Il y eut un tel crescendo de froideur de sa part, que le pauvre juif, tout à fait décontenancé, quitta l’angle de la cheminée, où il se dandinait depuis un quart d’heure, et alla déranger et impatienter les fiancés botanistes en leur faisant de lourdes questions railleuses sur leurs saintes études de la nature. Je m’emparai de cette place que Moserwald avait accaparée : c’était la plus favorable pour voir Alida sans être gêné par la petite lampe dont elle s’était masquée ; c’était aussi la plus proche que l’on pût convenablement prendre auprès d’elle. Jusque-là, ne voulant pas m’asseoir plus loin, je n’avais fait que la deviner.

Je pus enfin lui parler. J’eus bien de la peine à lui adresser une question directe. Enfin ma langue se délia par un effort désespéré, et, au risque d’être aussi gauche et aussi bête que Moserwald, je lui demandai si j’étais assez malheureux pour que mon maudit hautbois eût réellement troublé son sommeil.

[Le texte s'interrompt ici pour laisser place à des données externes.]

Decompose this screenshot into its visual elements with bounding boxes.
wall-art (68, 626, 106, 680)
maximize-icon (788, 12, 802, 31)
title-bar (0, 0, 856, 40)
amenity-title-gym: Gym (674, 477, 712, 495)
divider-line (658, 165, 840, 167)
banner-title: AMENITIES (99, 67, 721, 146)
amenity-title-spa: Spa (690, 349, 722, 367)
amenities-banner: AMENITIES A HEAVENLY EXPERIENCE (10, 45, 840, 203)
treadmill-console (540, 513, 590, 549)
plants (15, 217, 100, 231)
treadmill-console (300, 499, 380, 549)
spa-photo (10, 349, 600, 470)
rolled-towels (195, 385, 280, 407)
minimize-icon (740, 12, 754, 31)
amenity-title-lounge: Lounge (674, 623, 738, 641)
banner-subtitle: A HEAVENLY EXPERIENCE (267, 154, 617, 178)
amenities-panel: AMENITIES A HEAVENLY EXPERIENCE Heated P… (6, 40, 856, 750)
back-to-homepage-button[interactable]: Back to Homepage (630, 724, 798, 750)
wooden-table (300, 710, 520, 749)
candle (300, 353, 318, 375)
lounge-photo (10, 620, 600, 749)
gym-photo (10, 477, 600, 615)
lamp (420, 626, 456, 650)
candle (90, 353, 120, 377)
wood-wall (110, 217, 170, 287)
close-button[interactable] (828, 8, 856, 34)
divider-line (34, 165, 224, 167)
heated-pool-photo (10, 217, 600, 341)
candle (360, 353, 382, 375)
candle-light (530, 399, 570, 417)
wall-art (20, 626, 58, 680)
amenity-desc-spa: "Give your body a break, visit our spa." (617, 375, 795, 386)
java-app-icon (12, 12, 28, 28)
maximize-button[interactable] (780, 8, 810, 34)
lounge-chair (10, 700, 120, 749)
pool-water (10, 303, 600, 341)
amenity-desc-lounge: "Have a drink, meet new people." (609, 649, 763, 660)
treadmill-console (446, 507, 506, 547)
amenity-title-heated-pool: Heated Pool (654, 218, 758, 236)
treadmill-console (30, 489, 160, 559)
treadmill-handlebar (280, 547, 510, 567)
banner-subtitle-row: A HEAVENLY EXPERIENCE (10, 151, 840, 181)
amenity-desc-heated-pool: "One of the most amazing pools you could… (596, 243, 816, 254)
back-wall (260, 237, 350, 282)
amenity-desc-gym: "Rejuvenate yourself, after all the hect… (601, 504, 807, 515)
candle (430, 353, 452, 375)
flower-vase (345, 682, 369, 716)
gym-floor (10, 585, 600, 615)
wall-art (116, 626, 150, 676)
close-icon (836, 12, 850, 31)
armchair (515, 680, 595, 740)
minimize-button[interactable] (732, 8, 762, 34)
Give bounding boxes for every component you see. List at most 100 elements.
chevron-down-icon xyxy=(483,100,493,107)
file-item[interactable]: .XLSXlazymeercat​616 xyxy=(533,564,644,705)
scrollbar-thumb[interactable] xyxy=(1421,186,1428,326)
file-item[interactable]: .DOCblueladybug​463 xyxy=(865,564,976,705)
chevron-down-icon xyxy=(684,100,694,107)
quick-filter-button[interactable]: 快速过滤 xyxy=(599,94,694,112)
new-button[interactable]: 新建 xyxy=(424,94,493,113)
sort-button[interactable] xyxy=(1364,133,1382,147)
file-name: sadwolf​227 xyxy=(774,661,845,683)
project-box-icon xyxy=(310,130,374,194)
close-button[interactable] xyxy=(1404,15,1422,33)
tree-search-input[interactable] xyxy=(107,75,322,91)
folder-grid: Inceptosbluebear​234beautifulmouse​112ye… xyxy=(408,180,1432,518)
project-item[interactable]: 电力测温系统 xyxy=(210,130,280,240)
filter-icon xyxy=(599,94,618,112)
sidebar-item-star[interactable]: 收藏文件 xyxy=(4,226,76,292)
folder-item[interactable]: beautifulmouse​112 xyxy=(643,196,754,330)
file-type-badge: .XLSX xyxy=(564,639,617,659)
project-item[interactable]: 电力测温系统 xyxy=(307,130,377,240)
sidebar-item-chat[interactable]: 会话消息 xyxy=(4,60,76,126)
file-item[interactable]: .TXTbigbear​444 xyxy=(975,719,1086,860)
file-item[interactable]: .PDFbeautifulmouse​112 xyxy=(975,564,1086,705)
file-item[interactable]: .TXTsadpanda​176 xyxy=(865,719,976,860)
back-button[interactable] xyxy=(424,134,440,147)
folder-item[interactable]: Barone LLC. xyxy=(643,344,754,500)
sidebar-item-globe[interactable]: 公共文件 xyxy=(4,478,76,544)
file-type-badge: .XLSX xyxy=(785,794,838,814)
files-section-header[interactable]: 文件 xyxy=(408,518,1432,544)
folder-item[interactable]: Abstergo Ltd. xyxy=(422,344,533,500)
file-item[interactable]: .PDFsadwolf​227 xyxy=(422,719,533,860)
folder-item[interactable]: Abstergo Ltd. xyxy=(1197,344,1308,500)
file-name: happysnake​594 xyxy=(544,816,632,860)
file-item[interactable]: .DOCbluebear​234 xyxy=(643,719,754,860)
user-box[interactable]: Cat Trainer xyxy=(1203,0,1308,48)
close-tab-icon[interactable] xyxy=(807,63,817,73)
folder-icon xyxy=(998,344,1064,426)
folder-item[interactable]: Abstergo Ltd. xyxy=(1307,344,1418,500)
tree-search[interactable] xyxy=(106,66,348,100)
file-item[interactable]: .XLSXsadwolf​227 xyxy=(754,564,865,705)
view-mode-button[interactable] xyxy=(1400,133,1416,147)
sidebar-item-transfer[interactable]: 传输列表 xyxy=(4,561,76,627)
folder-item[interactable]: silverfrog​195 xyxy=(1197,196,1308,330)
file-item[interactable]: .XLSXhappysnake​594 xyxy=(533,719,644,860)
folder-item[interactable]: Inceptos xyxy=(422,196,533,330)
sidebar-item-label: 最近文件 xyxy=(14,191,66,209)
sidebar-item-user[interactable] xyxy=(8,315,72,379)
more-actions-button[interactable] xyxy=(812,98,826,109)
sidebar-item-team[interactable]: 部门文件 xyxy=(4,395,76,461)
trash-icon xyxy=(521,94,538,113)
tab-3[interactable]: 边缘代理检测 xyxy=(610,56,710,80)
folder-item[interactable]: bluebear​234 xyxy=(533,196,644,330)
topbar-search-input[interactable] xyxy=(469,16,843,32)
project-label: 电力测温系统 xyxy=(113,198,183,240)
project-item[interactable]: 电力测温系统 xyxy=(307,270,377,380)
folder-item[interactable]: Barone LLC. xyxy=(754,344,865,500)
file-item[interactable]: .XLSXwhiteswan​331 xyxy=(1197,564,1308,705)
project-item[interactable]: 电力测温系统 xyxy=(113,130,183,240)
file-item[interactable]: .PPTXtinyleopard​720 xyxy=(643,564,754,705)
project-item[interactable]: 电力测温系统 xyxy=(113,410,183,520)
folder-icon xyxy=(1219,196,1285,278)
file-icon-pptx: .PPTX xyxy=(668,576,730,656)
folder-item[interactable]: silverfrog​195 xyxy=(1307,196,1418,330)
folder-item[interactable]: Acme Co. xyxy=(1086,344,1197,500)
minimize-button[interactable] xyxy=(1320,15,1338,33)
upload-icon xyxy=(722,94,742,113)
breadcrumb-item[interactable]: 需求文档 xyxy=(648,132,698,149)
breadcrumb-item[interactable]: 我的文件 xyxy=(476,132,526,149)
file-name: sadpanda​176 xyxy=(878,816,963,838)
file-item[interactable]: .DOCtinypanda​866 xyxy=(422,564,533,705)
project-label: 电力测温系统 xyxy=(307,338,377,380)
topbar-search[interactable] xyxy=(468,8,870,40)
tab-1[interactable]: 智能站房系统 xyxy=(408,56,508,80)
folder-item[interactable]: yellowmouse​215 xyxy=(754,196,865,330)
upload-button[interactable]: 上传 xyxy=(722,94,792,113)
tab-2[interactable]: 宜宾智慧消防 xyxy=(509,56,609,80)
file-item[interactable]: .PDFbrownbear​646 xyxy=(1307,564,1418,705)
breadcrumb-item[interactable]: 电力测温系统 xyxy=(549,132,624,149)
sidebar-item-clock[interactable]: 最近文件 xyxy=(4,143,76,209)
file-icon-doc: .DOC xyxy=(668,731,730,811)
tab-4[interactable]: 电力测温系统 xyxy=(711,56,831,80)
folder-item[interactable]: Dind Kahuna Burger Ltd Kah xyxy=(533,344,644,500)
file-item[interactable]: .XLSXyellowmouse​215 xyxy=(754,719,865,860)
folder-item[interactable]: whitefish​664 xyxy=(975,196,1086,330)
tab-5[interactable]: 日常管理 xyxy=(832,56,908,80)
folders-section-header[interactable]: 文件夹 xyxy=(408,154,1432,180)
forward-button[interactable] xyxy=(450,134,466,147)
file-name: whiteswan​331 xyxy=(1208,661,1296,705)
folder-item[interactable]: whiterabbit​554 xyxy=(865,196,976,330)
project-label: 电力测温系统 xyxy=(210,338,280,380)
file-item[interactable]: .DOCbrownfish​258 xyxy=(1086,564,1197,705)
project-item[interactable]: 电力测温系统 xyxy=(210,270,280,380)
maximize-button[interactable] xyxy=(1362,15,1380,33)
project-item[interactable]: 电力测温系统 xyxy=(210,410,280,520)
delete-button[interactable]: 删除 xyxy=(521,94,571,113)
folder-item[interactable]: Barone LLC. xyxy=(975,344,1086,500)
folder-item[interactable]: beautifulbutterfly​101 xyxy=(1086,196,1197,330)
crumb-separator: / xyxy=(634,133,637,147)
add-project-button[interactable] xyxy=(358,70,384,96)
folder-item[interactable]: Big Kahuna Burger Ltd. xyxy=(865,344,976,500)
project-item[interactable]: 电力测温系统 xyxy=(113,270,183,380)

— Tellement troublé, répondit-elle en souriant tristement, que je n’ai pas pu me rendormir ; mais ne prenez pas ce reproche pour une critique. Il m’a semblé que vous jouiez fort bien : c’est précisément parce que j’étais forcée de vous écouter… Mais je ne veux pas non plus vous faire de compliments. À votre âge, cela ne vaut rien.